How much sleep do teens need?
A typical high school student is biologically wired to fall asleep around 11 p.m., and, they need nine or 10 hours of sleep each night. Many high schools in Michigan start school as early as 7 a.m. --long before a teen's natural wake time.
A recent survey on teen sleep patterns revealed that only 15 percent of adolescents sleep 8.5 or more hours on school nights while 26 percent sleep only 6.5 hours. This sleep loss not only affects their grades and academic performance but has the potential to leave teens feeling irritable and suffer from depression.
Even worse, sleep deprivation when driving can be dangerous. Every year, 100,000 car accidents are a result of drowsy driving; drivers under age 25 are involved in more than half of these crashes.
Teen tips for a good night sleep
Teenagers' sleep-wake cycles are biologically determined -- they are programmed to stay up late at night and sleep later in the morning. They are instinctively night owls. Falling asleep is often a challenge, but there are things teens can do that may help them get a good night sleep.
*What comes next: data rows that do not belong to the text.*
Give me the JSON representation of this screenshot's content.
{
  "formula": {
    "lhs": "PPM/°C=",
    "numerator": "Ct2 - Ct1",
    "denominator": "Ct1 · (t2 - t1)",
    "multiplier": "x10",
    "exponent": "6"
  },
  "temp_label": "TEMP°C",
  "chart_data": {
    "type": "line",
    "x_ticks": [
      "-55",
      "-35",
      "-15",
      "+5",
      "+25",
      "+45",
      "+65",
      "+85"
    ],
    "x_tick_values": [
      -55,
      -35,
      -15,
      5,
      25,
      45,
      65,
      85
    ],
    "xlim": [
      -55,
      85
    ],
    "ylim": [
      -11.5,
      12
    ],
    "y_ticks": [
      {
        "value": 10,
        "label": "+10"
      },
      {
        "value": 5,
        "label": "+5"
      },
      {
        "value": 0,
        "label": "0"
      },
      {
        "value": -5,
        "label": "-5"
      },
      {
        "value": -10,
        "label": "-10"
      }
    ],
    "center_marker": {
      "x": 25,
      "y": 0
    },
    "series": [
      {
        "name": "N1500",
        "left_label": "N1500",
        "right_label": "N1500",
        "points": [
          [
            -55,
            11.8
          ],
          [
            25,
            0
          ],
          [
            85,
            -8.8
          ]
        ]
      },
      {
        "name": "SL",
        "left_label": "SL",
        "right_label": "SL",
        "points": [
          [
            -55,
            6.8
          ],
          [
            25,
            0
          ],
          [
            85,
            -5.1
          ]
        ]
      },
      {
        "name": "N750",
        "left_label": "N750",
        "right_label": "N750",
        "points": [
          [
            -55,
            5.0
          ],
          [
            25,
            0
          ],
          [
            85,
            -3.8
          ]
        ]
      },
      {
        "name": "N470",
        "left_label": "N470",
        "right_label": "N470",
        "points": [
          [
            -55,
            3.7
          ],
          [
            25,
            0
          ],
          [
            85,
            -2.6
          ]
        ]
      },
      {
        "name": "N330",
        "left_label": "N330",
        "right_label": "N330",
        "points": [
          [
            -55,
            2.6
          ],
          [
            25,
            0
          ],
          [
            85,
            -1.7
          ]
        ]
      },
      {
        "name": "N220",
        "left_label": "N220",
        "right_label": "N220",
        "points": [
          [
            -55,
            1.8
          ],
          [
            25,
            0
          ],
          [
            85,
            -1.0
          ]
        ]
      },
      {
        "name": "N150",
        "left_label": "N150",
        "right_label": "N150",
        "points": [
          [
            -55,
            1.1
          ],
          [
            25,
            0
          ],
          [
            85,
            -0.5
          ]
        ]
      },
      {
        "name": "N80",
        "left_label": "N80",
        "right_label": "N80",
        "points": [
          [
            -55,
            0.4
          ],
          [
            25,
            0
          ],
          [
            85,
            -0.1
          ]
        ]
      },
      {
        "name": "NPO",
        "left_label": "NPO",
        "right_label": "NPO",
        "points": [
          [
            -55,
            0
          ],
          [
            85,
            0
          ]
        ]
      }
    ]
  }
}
- Maintain a consistent bedtime and wake time (on weekends and vacation, go to sleep no more than an hour later and wake up no more than two or three hours later than during the week) .
- Make sleep a priority.
- Take only a quick nap (no more than 20 minutes) early in the day (if necessary) .
- Keep the bedroom quiet and dark.
- Cover lights from clocks, computer monitors, cell phones and other electronic equipment.
- Don't use the phone, computer or watch TV an hour before bedtime.
- Avoid coffee, tea, soda and chocolate, especially within a few hours of bedtime.
- Don't eat, drink, or exercise within a few hours of bedtime.
- Engage in quiet activities before bed, and establish a relaxing bedtime ritual.